Terence Frisby was a playwright, author, actor and producer whose most famous play, There’s a Girl in My Soup, was London’s longest-running comedy (1966-72) and a huge hit wherever it played, running in (among many other places) New York (Broadway), Paris, Berlin, Stockholm, Sydney, Rome, Vienna and Prague. It is still performed around the world.
Among his other works:
Theatre
The Subtopians (1964)
The Bandwagon (1969)
It’s All Right If I Do It (1977)
Seaside Postcard (1978)
Rough Justice (1994)
Funny About Love (1999)
As producer, his favourite presentation was the South African multi-award winning Woza Albert, which played in London (1983), and then Broadway and worldwide.
Film
His screenplay for the hugely successful film of There’s A Girl in My Soup, directed by Roy Boulting and starring Peter Sellers and Goldie Hawn, won the Writers’ Guild of Great Britain Award for Best British Comedy in 1970.
Television
Lucky Feller (1976), a comedy series starring David Jason
That’s Love (1988-92), comedy series with Jimmy Mulville, Diana Hardcastle and Tony Slattery – won the Gold Award for Comedy at the 1991 Houson International Film Festival
Armchair Theatre: Don’t Forget the Basics (1967)

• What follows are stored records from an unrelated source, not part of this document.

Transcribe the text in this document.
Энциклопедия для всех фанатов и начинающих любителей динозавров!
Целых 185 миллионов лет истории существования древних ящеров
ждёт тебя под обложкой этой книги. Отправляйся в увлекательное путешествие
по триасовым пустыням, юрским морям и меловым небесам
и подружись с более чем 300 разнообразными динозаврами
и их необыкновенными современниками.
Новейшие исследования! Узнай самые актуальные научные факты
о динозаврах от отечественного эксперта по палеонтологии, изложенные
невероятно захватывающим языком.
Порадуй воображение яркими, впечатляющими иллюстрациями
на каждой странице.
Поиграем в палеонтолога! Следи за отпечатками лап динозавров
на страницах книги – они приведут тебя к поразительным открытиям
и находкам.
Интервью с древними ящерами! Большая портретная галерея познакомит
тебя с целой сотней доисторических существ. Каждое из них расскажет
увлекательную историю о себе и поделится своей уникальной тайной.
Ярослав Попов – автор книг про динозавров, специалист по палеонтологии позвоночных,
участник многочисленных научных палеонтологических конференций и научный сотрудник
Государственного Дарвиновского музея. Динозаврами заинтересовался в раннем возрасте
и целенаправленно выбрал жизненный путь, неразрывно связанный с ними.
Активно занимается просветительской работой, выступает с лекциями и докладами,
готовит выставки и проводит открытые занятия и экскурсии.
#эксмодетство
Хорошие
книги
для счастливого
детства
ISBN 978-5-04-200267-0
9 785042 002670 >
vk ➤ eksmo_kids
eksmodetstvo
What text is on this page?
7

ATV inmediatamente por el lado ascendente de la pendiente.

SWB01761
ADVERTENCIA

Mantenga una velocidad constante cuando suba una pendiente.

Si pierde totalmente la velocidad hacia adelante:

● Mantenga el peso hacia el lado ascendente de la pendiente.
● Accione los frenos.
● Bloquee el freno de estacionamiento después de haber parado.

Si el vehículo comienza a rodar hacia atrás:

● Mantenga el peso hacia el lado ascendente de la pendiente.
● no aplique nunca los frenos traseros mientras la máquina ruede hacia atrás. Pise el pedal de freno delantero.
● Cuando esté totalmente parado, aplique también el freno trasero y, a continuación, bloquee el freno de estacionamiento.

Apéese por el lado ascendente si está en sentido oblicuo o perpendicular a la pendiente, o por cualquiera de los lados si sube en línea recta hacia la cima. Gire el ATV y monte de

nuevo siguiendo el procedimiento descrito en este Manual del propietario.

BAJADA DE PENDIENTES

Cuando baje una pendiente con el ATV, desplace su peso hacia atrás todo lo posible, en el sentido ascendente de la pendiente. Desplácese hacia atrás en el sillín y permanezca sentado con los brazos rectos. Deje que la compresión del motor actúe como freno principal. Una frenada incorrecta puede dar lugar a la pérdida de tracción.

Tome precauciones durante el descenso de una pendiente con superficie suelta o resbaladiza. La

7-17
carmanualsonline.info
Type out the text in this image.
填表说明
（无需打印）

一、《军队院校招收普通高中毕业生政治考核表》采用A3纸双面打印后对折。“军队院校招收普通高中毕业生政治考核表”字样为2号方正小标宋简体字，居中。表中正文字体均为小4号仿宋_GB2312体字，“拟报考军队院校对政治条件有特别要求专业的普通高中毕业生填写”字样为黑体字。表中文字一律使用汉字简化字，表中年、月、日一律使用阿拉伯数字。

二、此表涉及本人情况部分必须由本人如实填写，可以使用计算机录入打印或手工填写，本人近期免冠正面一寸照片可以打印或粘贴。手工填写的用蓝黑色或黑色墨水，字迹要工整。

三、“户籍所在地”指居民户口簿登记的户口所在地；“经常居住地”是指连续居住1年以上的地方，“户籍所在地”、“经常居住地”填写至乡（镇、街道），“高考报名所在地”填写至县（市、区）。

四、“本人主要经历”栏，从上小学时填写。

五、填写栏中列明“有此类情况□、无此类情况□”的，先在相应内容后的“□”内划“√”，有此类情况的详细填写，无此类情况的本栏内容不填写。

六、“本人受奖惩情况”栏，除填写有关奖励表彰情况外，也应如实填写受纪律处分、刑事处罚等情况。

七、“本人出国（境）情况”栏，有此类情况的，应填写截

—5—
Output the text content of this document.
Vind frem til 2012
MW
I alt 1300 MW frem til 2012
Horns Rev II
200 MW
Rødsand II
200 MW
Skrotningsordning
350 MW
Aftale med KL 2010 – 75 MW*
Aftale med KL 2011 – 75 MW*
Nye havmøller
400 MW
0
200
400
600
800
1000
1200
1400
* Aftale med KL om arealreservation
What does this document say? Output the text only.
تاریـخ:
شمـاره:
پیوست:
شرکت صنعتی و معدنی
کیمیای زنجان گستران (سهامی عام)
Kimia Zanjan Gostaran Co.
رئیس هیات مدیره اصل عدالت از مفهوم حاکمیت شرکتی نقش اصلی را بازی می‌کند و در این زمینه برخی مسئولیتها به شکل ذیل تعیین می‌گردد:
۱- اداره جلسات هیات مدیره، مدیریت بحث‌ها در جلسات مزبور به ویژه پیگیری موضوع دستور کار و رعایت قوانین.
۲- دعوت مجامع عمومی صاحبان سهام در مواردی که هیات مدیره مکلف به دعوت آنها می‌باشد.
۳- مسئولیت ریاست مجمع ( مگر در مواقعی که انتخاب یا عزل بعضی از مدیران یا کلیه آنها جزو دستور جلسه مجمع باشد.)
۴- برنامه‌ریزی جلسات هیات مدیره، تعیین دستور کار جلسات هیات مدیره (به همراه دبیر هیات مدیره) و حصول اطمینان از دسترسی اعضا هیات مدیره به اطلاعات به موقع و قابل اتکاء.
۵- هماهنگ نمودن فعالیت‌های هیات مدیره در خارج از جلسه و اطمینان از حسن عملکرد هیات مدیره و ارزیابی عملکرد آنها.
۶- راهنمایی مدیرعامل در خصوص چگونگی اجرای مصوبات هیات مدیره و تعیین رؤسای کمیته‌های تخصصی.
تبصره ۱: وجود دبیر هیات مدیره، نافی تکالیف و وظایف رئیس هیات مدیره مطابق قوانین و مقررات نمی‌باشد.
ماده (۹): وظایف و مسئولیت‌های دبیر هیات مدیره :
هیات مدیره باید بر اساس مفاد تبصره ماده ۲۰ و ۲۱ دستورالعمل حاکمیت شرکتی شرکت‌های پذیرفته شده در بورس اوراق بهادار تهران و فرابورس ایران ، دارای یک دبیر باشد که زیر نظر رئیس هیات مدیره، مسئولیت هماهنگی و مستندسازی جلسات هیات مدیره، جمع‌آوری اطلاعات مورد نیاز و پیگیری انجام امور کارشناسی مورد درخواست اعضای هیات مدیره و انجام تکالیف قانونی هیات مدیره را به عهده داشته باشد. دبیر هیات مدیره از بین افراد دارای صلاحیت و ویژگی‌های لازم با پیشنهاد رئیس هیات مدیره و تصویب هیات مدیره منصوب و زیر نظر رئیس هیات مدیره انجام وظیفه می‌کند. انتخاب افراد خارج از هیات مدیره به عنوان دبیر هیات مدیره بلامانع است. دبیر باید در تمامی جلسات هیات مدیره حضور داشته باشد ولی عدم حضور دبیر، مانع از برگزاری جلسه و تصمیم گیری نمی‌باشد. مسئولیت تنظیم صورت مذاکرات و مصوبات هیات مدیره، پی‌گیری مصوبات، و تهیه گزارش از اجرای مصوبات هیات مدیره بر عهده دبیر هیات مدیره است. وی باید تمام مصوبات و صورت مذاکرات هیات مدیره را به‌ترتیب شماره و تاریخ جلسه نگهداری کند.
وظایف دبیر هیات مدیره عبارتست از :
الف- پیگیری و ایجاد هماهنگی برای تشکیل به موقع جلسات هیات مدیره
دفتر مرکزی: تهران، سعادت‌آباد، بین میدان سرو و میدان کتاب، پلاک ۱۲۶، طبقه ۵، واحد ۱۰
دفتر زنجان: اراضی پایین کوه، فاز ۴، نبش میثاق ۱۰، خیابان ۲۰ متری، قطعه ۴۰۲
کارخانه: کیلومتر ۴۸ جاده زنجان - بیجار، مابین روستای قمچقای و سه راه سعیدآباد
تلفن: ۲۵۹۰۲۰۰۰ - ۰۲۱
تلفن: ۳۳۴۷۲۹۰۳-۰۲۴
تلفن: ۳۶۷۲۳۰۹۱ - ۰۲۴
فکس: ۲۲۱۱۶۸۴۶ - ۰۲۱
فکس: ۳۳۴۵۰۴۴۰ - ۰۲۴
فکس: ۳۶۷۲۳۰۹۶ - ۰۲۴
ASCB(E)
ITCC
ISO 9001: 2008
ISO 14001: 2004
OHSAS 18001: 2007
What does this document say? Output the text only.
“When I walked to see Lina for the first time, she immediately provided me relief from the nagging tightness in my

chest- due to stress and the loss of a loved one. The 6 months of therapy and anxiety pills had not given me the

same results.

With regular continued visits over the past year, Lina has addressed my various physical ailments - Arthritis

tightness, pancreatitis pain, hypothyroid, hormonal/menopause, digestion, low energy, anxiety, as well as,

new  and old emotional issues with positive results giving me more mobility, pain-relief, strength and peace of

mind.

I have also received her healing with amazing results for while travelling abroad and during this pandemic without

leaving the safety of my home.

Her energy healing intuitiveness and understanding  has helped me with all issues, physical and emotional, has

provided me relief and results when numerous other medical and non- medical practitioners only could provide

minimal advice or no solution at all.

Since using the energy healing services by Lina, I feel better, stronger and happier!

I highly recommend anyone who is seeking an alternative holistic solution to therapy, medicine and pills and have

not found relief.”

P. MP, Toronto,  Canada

Adam Adamant Lives!: episode More Deadly than the Sword (1966)
Blackmail: episode Take Care of Madam (1965)
Public Eye: 2 episodes (1965)
First Night: Guilty (1963)
Radio
Just Remember Two Things: It’s Not Fair and Don’t Be Late for BBC Radio 4 won the Giles Cooper Play of the Year Award. It later became a stage play with music and then a full musical, under the title Kisses on a Postcard.
Books
Outrageous Fortune, published in 1998, tells the story of fifteen years as litigant-in-person in the High Court over his turbulent divorce. A tale of acrimony and judicial incompetence, equal parts hilarity and nightmare, it caused shock waves throughout the legal community and contributed to the reform of divorce law.
Kisses on a Postcard (Bloomsbury, 2009) draws on the same inspiration as his radio play and the subsequent musical – a vivid and moving memoir of a child’s evacuation to Cornwall in World War 2.
FRA is placing Terence’s shatteringly topical last novel The Misunderstanding with publishers.